In one scenario that Gulcher described in his presentation at Bio-IT, the company used its system to identify a genetic mutation that was associated with a rare disorder in two sisters that caused progressive blindness, deafness, and diaphragmatic weakness in two sisters — in this case the sisters had a rare homozygous missense variant in a riboflavin transporter gene paralog which caused their condition.

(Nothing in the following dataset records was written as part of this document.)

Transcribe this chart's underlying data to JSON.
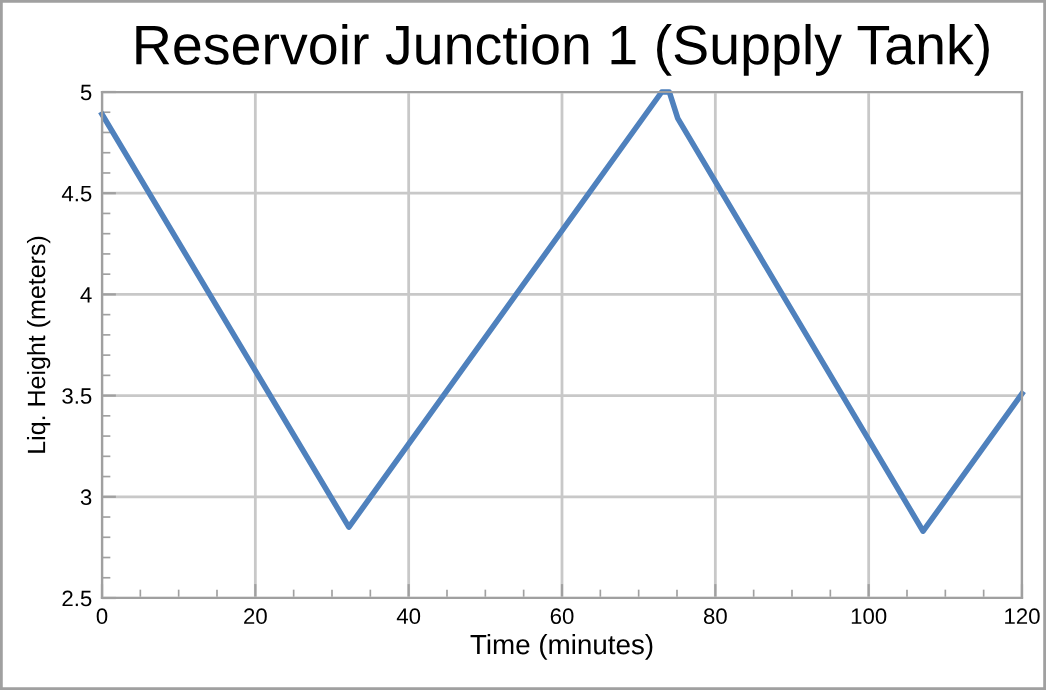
{
  "chart_data": {
    "type": "line",
    "title": "Reservoir Junction 1 (Supply Tank)",
    "xlabel": "Time (minutes)",
    "ylabel": "Liq. Height (meters)",
    "x": [
      0,
      32.2,
      73,
      74,
      75.1,
      107.1,
      120
    ],
    "series": [
      {
        "color": "#4f81bd",
        "values": [
          4.89,
          2.85,
          5.0,
          5.0,
          4.87,
          2.83,
          3.51
        ]
      }
    ],
    "xlim": [
      0,
      120
    ],
    "ylim": [
      2.5,
      5
    ],
    "xticks": [
      0,
      20,
      40,
      60,
      80,
      100,
      120
    ],
    "yticks": [
      2.5,
      3,
      3.5,
      4,
      4.5,
      5
    ],
    "grid": true,
    "legend": false
  }
}
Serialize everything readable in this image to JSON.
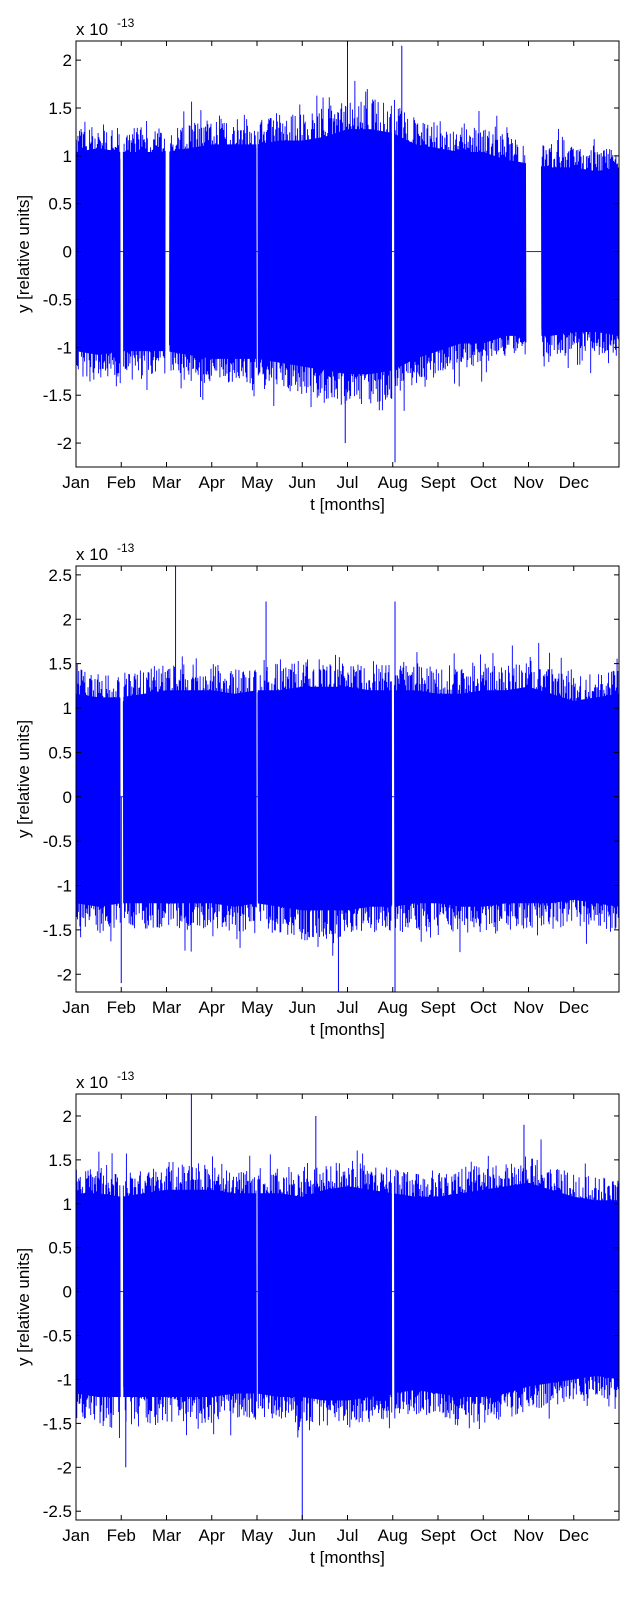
{
  "chart_data": [
    {
      "type": "line",
      "xlabel": "t [months]",
      "ylabel": "y [relative units]",
      "multiplier": "x 10",
      "multiplier_exp": "-13",
      "x_ticks": [
        "Jan",
        "Feb",
        "Mar",
        "Apr",
        "May",
        "Jun",
        "Jul",
        "Aug",
        "Sept",
        "Oct",
        "Nov",
        "Dec"
      ],
      "y_ticks": [
        2,
        1.5,
        1,
        0.5,
        0,
        -0.5,
        -1,
        -1.5,
        -2
      ],
      "y_tick_labels": [
        "2",
        "1.5",
        "1",
        "0.5",
        "0",
        "-0.5",
        "-1",
        "-1.5",
        "-2"
      ],
      "ylim": [
        -2.25,
        2.2
      ],
      "series_color": "#0000ff",
      "series": [
        {
          "envelope": {
            "months": [
              0,
              0.5,
              1,
              1.5,
              2,
              2.5,
              3,
              3.5,
              4,
              4.5,
              5,
              5.5,
              6,
              6.5,
              7,
              7.5,
              8,
              8.5,
              9,
              9.5,
              10,
              10.5,
              11,
              11.5,
              12
            ],
            "upper": [
              1.3,
              1.35,
              1.3,
              1.3,
              1.3,
              1.35,
              1.4,
              1.4,
              1.4,
              1.45,
              1.45,
              1.5,
              1.6,
              1.6,
              1.55,
              1.4,
              1.35,
              1.3,
              1.3,
              1.2,
              1.15,
              1.1,
              1.1,
              1.05,
              1.1
            ],
            "lower": [
              -1.3,
              -1.35,
              -1.3,
              -1.3,
              -1.3,
              -1.35,
              -1.4,
              -1.4,
              -1.4,
              -1.45,
              -1.5,
              -1.55,
              -1.6,
              -1.6,
              -1.55,
              -1.4,
              -1.3,
              -1.2,
              -1.2,
              -1.1,
              -1.1,
              -1.1,
              -1.05,
              -1.05,
              -1.1
            ]
          },
          "gaps": [
            [
              0.98,
              1.04
            ],
            [
              1.98,
              2.06
            ],
            [
              3.99,
              4.02
            ],
            [
              6.98,
              7.03
            ],
            [
              9.95,
              10.28
            ]
          ],
          "spikes": [
            [
              6.0,
              2.15
            ],
            [
              7.05,
              -2.2
            ],
            [
              7.2,
              2.15
            ],
            [
              5.95,
              -2.0
            ],
            [
              10.7,
              -0.9
            ],
            [
              10.7,
              0.7
            ]
          ]
        }
      ]
    },
    {
      "type": "line",
      "xlabel": "t [months]",
      "ylabel": "y [relative units]",
      "multiplier": "x 10",
      "multiplier_exp": "-13",
      "x_ticks": [
        "Jan",
        "Feb",
        "Mar",
        "Apr",
        "May",
        "Jun",
        "Jul",
        "Aug",
        "Sept",
        "Oct",
        "Nov",
        "Dec"
      ],
      "y_ticks": [
        2.5,
        2,
        1.5,
        1,
        0.5,
        0,
        -0.5,
        -1,
        -1.5,
        -2
      ],
      "y_tick_labels": [
        "2.5",
        "2",
        "1.5",
        "1",
        "0.5",
        "0",
        "-0.5",
        "-1",
        "-1.5",
        "-2"
      ],
      "ylim": [
        -2.2,
        2.6
      ],
      "series_color": "#0000ff",
      "series": [
        {
          "envelope": {
            "months": [
              0,
              0.5,
              1,
              1.5,
              2,
              2.5,
              3,
              3.5,
              4,
              4.5,
              5,
              5.5,
              6,
              6.5,
              7,
              7.5,
              8,
              8.5,
              9,
              9.5,
              10,
              10.5,
              11,
              11.5,
              12
            ],
            "upper": [
              1.45,
              1.4,
              1.4,
              1.45,
              1.5,
              1.5,
              1.5,
              1.45,
              1.5,
              1.5,
              1.55,
              1.55,
              1.55,
              1.5,
              1.5,
              1.5,
              1.45,
              1.45,
              1.5,
              1.5,
              1.55,
              1.45,
              1.35,
              1.4,
              1.45
            ],
            "lower": [
              -1.5,
              -1.55,
              -1.5,
              -1.5,
              -1.5,
              -1.5,
              -1.5,
              -1.55,
              -1.5,
              -1.55,
              -1.6,
              -1.6,
              -1.6,
              -1.55,
              -1.55,
              -1.5,
              -1.5,
              -1.55,
              -1.55,
              -1.5,
              -1.5,
              -1.5,
              -1.45,
              -1.5,
              -1.55
            ]
          },
          "gaps": [
            [
              0.98,
              1.04
            ],
            [
              3.99,
              4.02
            ],
            [
              6.98,
              7.03
            ]
          ],
          "spikes": [
            [
              2.2,
              2.6
            ],
            [
              4.2,
              2.2
            ],
            [
              7.05,
              2.2
            ],
            [
              7.05,
              -2.2
            ],
            [
              5.8,
              -2.2
            ],
            [
              10.5,
              0.55
            ],
            [
              10.5,
              -0.7
            ],
            [
              1.0,
              -2.1
            ]
          ]
        }
      ]
    },
    {
      "type": "line",
      "xlabel": "t [months]",
      "ylabel": "y [relative units]",
      "multiplier": "x 10",
      "multiplier_exp": "-13",
      "x_ticks": [
        "Jan",
        "Feb",
        "Mar",
        "Apr",
        "May",
        "Jun",
        "Jul",
        "Aug",
        "Sept",
        "Oct",
        "Nov",
        "Dec"
      ],
      "y_ticks": [
        2,
        1.5,
        1,
        0.5,
        0,
        -0.5,
        -1,
        -1.5,
        -2,
        -2.5
      ],
      "y_tick_labels": [
        "2",
        "1.5",
        "1",
        "0.5",
        "0",
        "-0.5",
        "-1",
        "-1.5",
        "-2",
        "-2.5"
      ],
      "ylim": [
        -2.6,
        2.25
      ],
      "series_color": "#0000ff",
      "series": [
        {
          "envelope": {
            "months": [
              0,
              0.5,
              1,
              1.5,
              2,
              2.5,
              3,
              3.5,
              4,
              4.5,
              5,
              5.5,
              6,
              6.5,
              7,
              7.5,
              8,
              8.5,
              9,
              9.5,
              10,
              10.5,
              11,
              11.5,
              12
            ],
            "upper": [
              1.4,
              1.4,
              1.35,
              1.4,
              1.45,
              1.45,
              1.45,
              1.4,
              1.4,
              1.4,
              1.35,
              1.45,
              1.5,
              1.45,
              1.4,
              1.35,
              1.35,
              1.4,
              1.45,
              1.5,
              1.55,
              1.45,
              1.35,
              1.3,
              1.3
            ],
            "lower": [
              -1.45,
              -1.5,
              -1.5,
              -1.5,
              -1.5,
              -1.5,
              -1.5,
              -1.45,
              -1.45,
              -1.5,
              -1.5,
              -1.55,
              -1.55,
              -1.5,
              -1.45,
              -1.4,
              -1.45,
              -1.5,
              -1.5,
              -1.45,
              -1.35,
              -1.3,
              -1.25,
              -1.2,
              -1.25
            ]
          },
          "gaps": [
            [
              0.98,
              1.04
            ],
            [
              3.99,
              4.02
            ],
            [
              6.98,
              7.03
            ]
          ],
          "spikes": [
            [
              2.55,
              2.25
            ],
            [
              5.0,
              -2.6
            ],
            [
              5.3,
              2.0
            ],
            [
              1.1,
              -2.0
            ],
            [
              9.9,
              1.9
            ]
          ]
        }
      ]
    }
  ]
}
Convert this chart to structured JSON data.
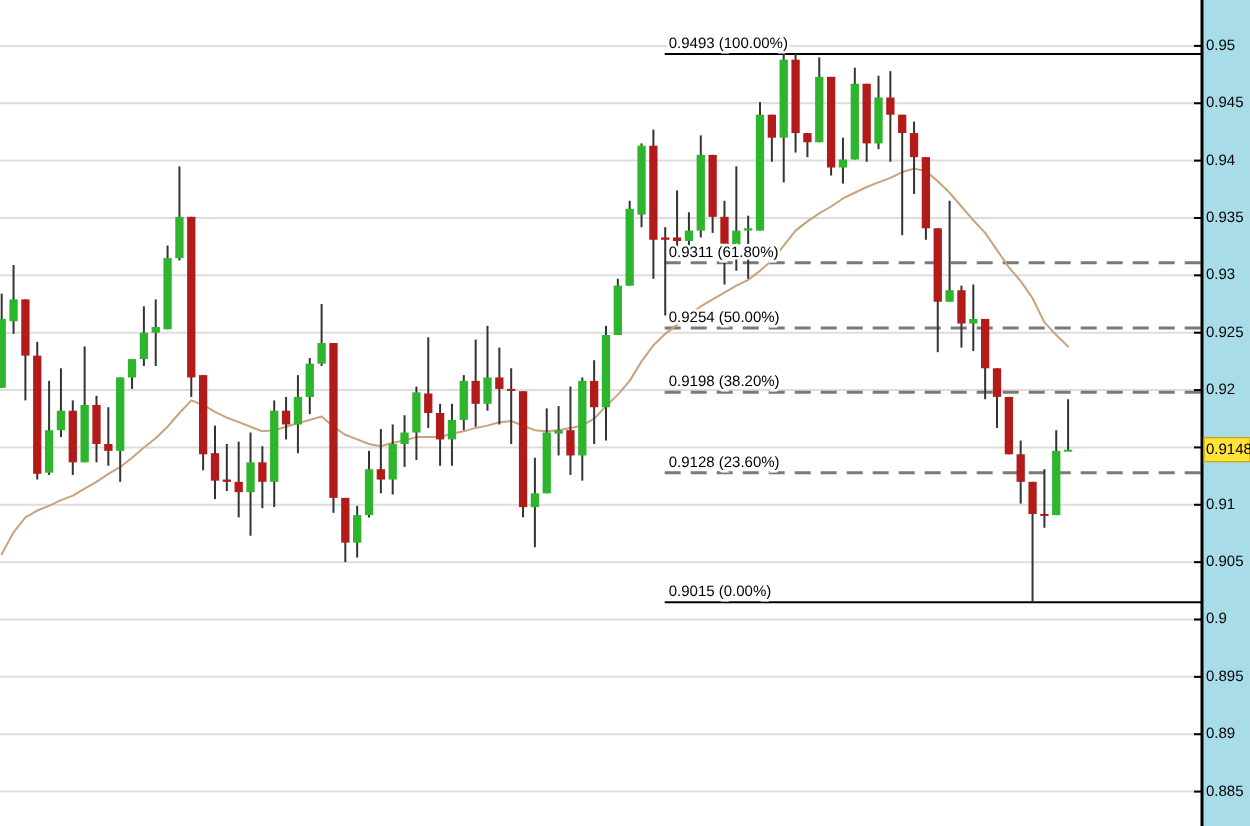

NextCode's product portfolio includes an internally developed pipeline composed of alignment, mapping, and variant calling algorithms that have been optimized using the DeCode study data. The pipeline includes tools for calling insertions and deletions, predicting the functions of missense mutations, tagging or filtering unstable genomic regions, and also annotating variants with information on phenotype, allele frequency, and more.
The company also markets the NextCode Clinical Sequence Analyzer, (CSA) which provides clinicians with computational tools to identify and report on de novo and rare pathogenic mutations that are linked to genetic ailments and also assess disease risk by analyzing genome, exome, and transcriptome data — the company also offers sequencing services for both clinical and research use cases through unnamed partners. The CSA solution includes applications such as NextCode's genome browser which provides visual representations of the data that allow users to compare reads and variants from multiple genomes with reference data. Users can search for clinically relevant mutations in lists of candidate genes and they can also store information on disease-linked genes and mutations for use in future studies.
NextCode also markets Sequence Miner for its more research-oriented clients, mostly in pharma or academia, who are interested in running population-based studies. NextCode Sequence Miner provides these users with statistical tools — as well as the company's genome browser — to run deep queries on their data as part of case-control studies, for example. Users simply group study participants as either cases or controls, define the types of mutations they would like to explore, and the system applies statistical tools and applications, such as the Fisher's Exact test to the data. Also included is the Tumor Sequence Analysis tool, which uses the Mutect and Varscan software — developed by the Broad Institute and Washington University in St. Louis, respectively — to compare sequences from tumor and germline samples.
NextCode's tools are open for customers, meaning that they can customize them internally to fit their needs — it is based on the Unix operating system and SQL programming language — or they can work with the company to tailor the tools to fit their needs, Gulcher said.